MY PEOPLE: Badu, center, is a regular visitor to Booker T. when she’s home. Not just when she is on assignment for us. Photography by Erykah Badu

Erykah Badu’s Class Picture

The Booker T. alumna aims her lens at her old high school.

In 1892, Dallas established its first high school for African-American students. For a time, it was known as the Dallas Colored High School. Today it serves as the anchor of the Arts District and is known nationally as Booker T. Washington High School for the Performing and Visual Arts. It has produced such notable performers as Norah Jones, Elizabeth Mitchell, Edie Brickell, and Roy Hargrove. In 1989, a young woman named Erica Wright graduated from Booker T. You know her as four-time Grammy winner Erykah Badu. 

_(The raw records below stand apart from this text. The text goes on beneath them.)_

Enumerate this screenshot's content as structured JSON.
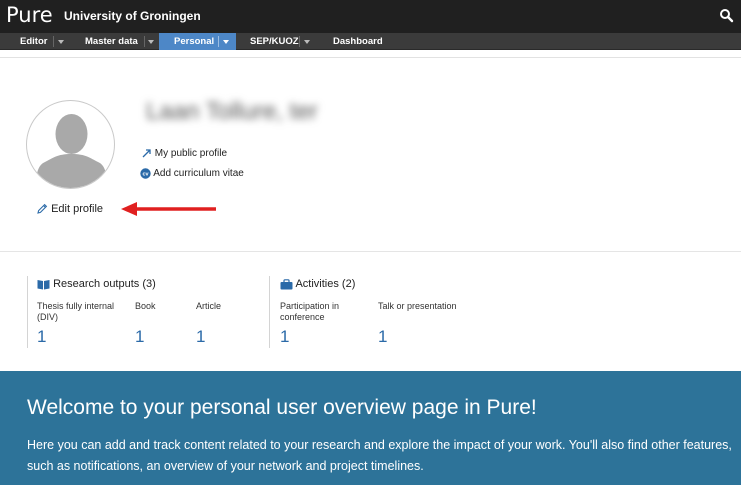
{
  "header": {
    "logo": "Pure",
    "organization": "University of Groningen",
    "search_icon": "search-icon"
  },
  "nav": {
    "tabs": [
      {
        "label": "Editor",
        "active": false
      },
      {
        "label": "Master data",
        "active": false
      },
      {
        "label": "Personal",
        "active": true
      },
      {
        "label": "SEP/KUOZ",
        "active": false
      },
      {
        "label": "Dashboard",
        "active": false
      }
    ]
  },
  "profile": {
    "name": "Laan Tollure, ter",
    "links": {
      "public_profile": "My public profile",
      "add_cv": "Add curriculum vitae",
      "edit_profile": "Edit profile"
    },
    "icons": [
      "avatar-placeholder-icon",
      "external-arrow-icon",
      "cv-icon",
      "pencil-icon"
    ]
  },
  "research_outputs": {
    "heading": "Research outputs (3)",
    "icon": "book-icon",
    "items": [
      {
        "label": "Thesis fully internal (DIV)",
        "count": "1"
      },
      {
        "label": "Book",
        "count": "1"
      },
      {
        "label": "Article",
        "count": "1"
      }
    ]
  },
  "activities": {
    "heading": "Activities (2)",
    "icon": "briefcase-icon",
    "items": [
      {
        "label": "Participation in conference",
        "count": "1"
      },
      {
        "label": "Talk or presentation",
        "count": "1"
      }
    ]
  },
  "welcome": {
    "title": "Welcome to your personal user overview page in Pure!",
    "text": "Here you can add and track content related to your research and explore the impact of your work. You'll also find other features, such as notifications, an overview of your network and project timelines."
  },
  "colors": {
    "topbar": "#202020",
    "navbar": "#3b3b3b",
    "active_tab": "#4d87c7",
    "link_blue": "#2b6aa8",
    "banner": "#2d7399",
    "annotation_arrow": "#e02020"
  }
}
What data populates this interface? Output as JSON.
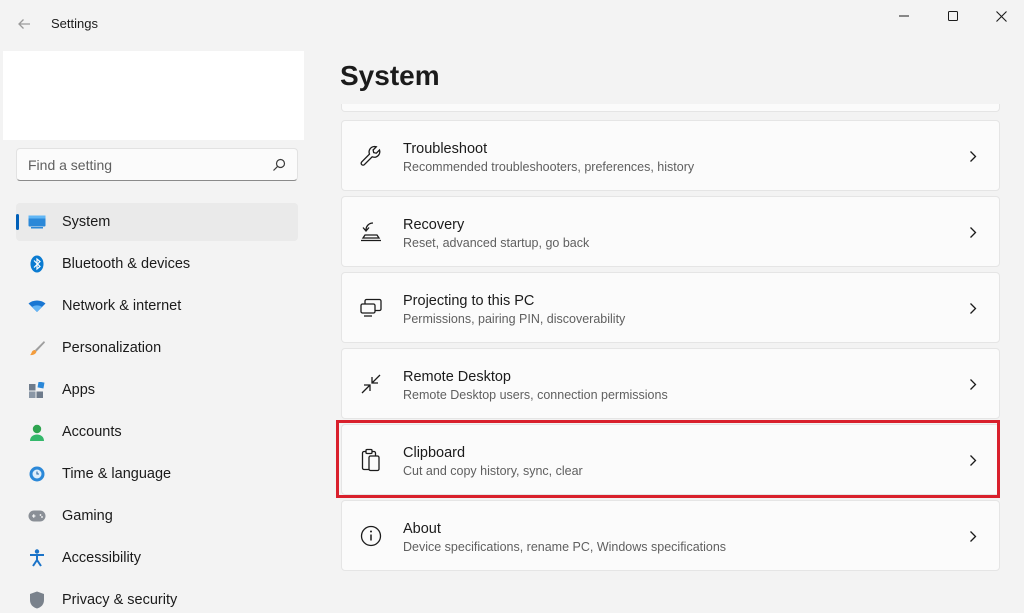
{
  "window": {
    "title": "Settings"
  },
  "search": {
    "placeholder": "Find a setting",
    "value": ""
  },
  "sidebar": {
    "items": [
      {
        "label": "System",
        "icon": "system-icon",
        "active": true
      },
      {
        "label": "Bluetooth & devices",
        "icon": "bluetooth-icon"
      },
      {
        "label": "Network & internet",
        "icon": "wifi-icon"
      },
      {
        "label": "Personalization",
        "icon": "brush-icon"
      },
      {
        "label": "Apps",
        "icon": "apps-icon"
      },
      {
        "label": "Accounts",
        "icon": "person-icon"
      },
      {
        "label": "Time & language",
        "icon": "globe-clock-icon"
      },
      {
        "label": "Gaming",
        "icon": "gamepad-icon"
      },
      {
        "label": "Accessibility",
        "icon": "accessibility-icon"
      },
      {
        "label": "Privacy & security",
        "icon": "shield-icon"
      }
    ]
  },
  "main": {
    "title": "System",
    "cards": [
      {
        "title": "Troubleshoot",
        "subtitle": "Recommended troubleshooters, preferences, history",
        "icon": "wrench-icon"
      },
      {
        "title": "Recovery",
        "subtitle": "Reset, advanced startup, go back",
        "icon": "recovery-icon"
      },
      {
        "title": "Projecting to this PC",
        "subtitle": "Permissions, pairing PIN, discoverability",
        "icon": "projector-icon"
      },
      {
        "title": "Remote Desktop",
        "subtitle": "Remote Desktop users, connection permissions",
        "icon": "remote-desktop-icon"
      },
      {
        "title": "Clipboard",
        "subtitle": "Cut and copy history, sync, clear",
        "icon": "clipboard-icon",
        "highlighted": true
      },
      {
        "title": "About",
        "subtitle": "Device specifications, rename PC, Windows specifications",
        "icon": "info-icon"
      }
    ]
  },
  "colors": {
    "accent": "#005fb8",
    "highlight": "#d9202c",
    "background": "#f3f3f3",
    "card": "#fbfbfb"
  }
}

“There’s no other place like Booker T. Washington High School when it comes to nurturing gifts,” she said before playing a benefit concert for the school earlier this year. “Not only did some of my fondest musical memories take place there, but the school provided me with the best opportunity a young student in the arts world could ask for.”

We asked Badu to return to Booker T. with a camera and show us what her alma mater looks like now, after having recently undergone a $50 million expansion.

The statue of Pegasus that sits in front of Booker T. was moved during the school’s expansion. But it’s back where it belongs now.

Badu might have been a musician today no matter what school she attended. But Booker T.’s vaunted music program made sure of it.

While at Booker T., Badu regularly performed freestyle raps on the radio, using the stage name Apples.

The dance department is where to look for Badu when she returns. It’s where she spent the most time as a student.